At the same time, 65 per cent of sampled sellers said they expected demand for their products to remain steady in the first half of the year but grow in the second half.
20 per cent of small scale sellers said they expect growth starting this January and possibly last throughout the year. However, 15 per cent of respondents said they were uncertain.
Commenting on the finding, Airduka CEO Abdul Varvany said most sellers were keen on increasing their marketing efforts to grow the demand for their products and maximise revenues.
“The good thing is that small-scale sellers are confident about the business environment and are ready to invest into their businesses this year,” he said.
Other factors sellers said would make the business environment conducive in 2023 were favourable weather conditions and rising demand for goods and services across the economy.
However, 70 per cent of small-scale sellers said they were still worried about the impact of inflation on their businesses.
“Even though the rate of inflation seems to have been softening over the three months, sellers are still worried that they could see a repeat of last year.
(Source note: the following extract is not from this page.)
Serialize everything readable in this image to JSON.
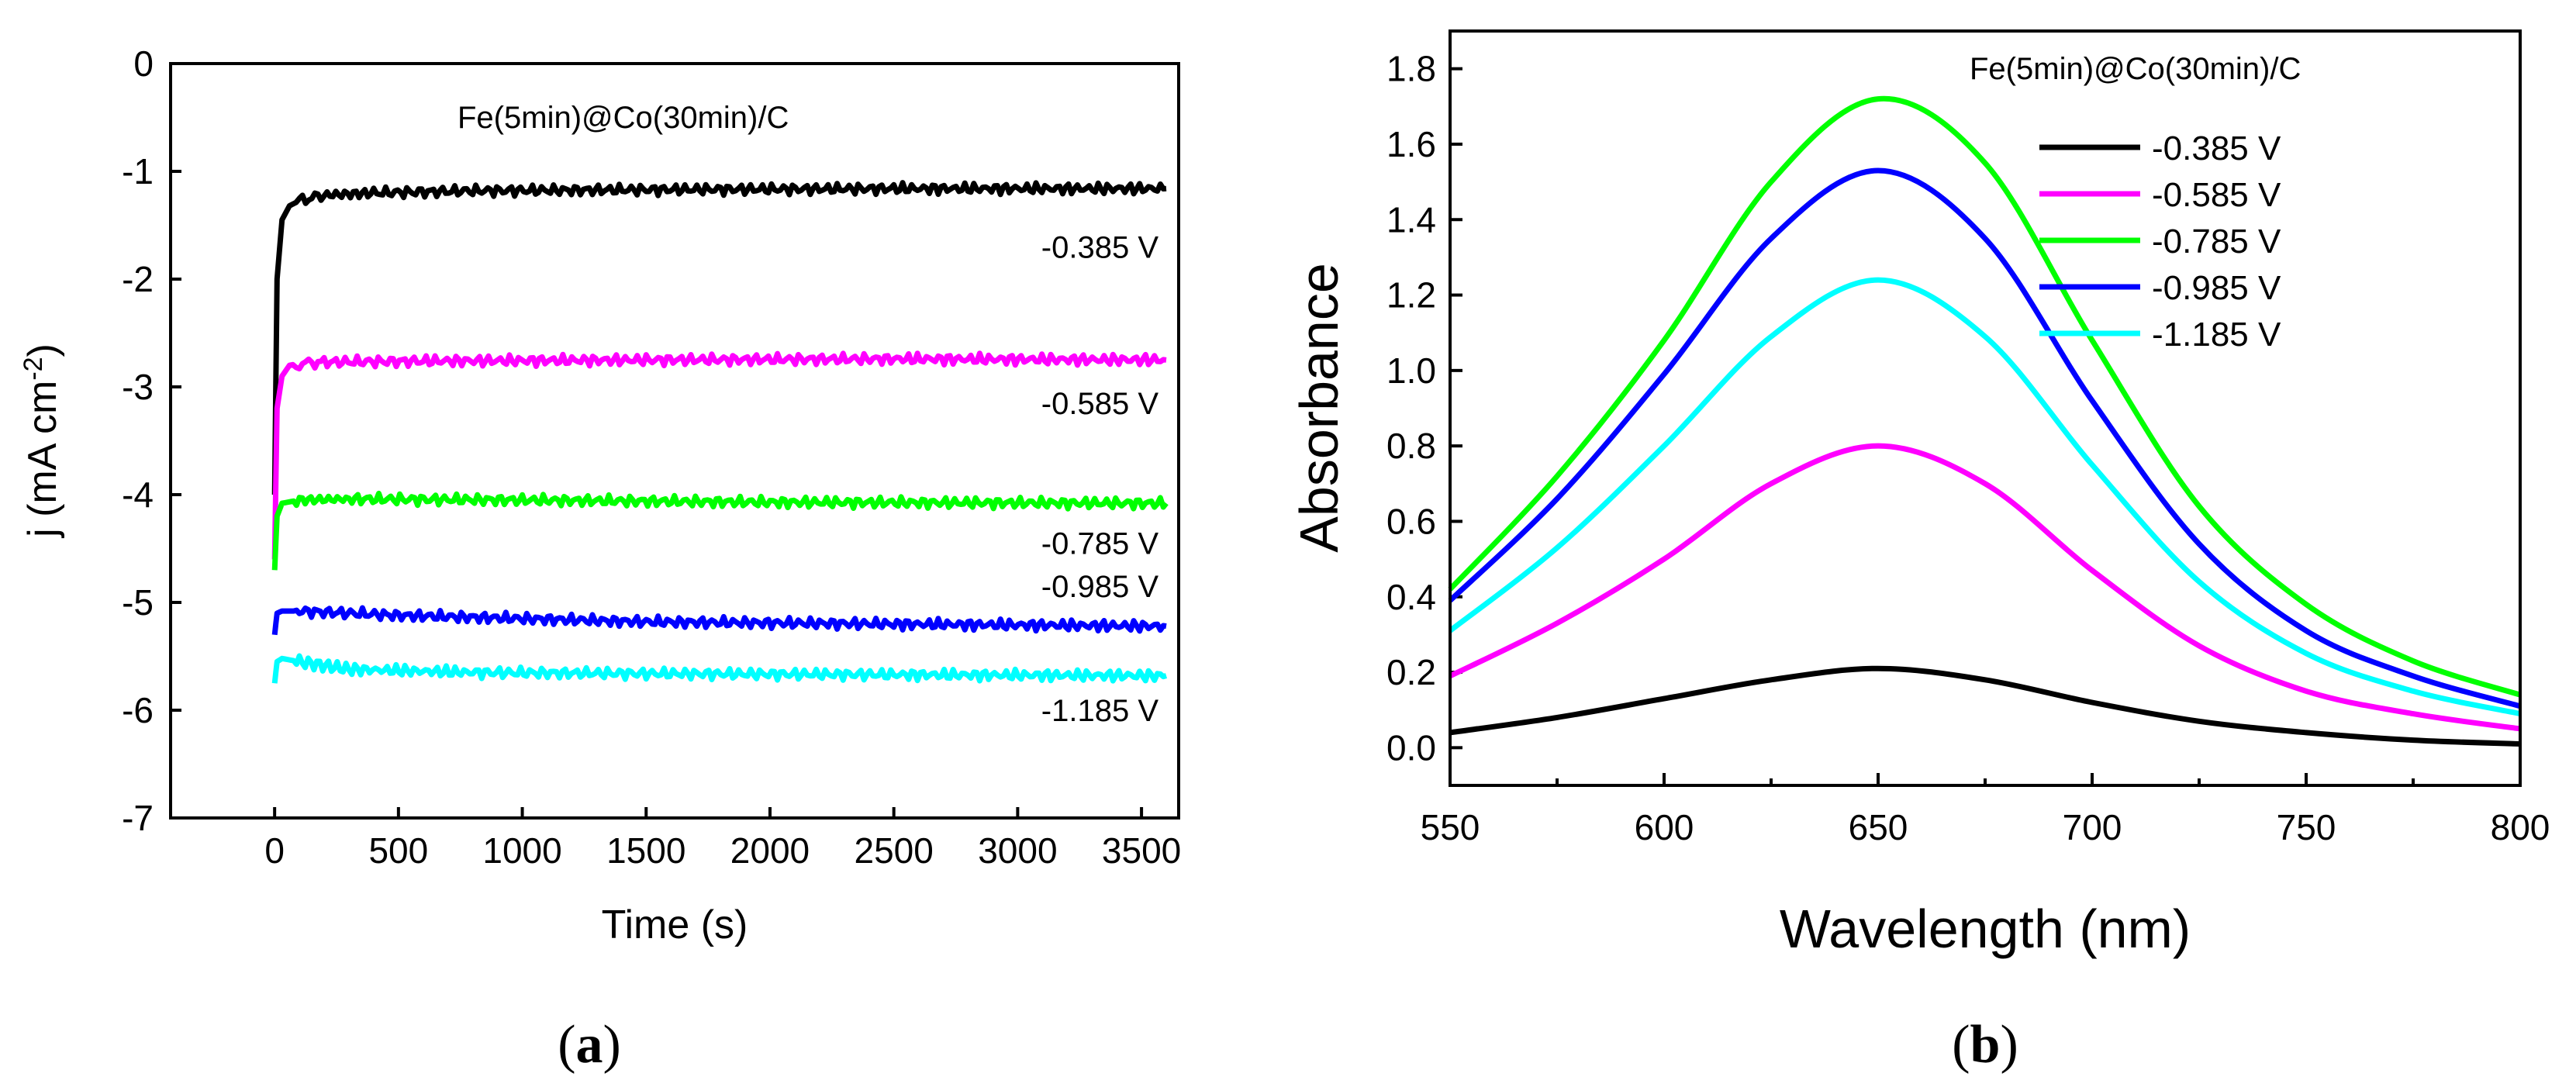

The cost of fuel and food seems to be amongst their highest worries,” said Varvany.
Even so, 30 per cent of sellers were hopeful that the national government would intervene and cushion them against inflation.
Other challenges that small-scale sellers listed as anticipated challenges included the ongoing Russia-Ukraine war that heavily impacted the Kenyan economy in 2022.
The surveyed sellers said they were looking up to the national and county governments to provide a conducive environment to do their work.
70 per cent of the sellers urged the government not to add new taxes, as they were already struggling with inflationary pressures.
“Those we spoke to said they were facing a lot of uncertainty regarding the cost of doing business. Most sellers said they were already paying so much in taxes and licenses and could not afford to pay for more if asked to,” Varvany said.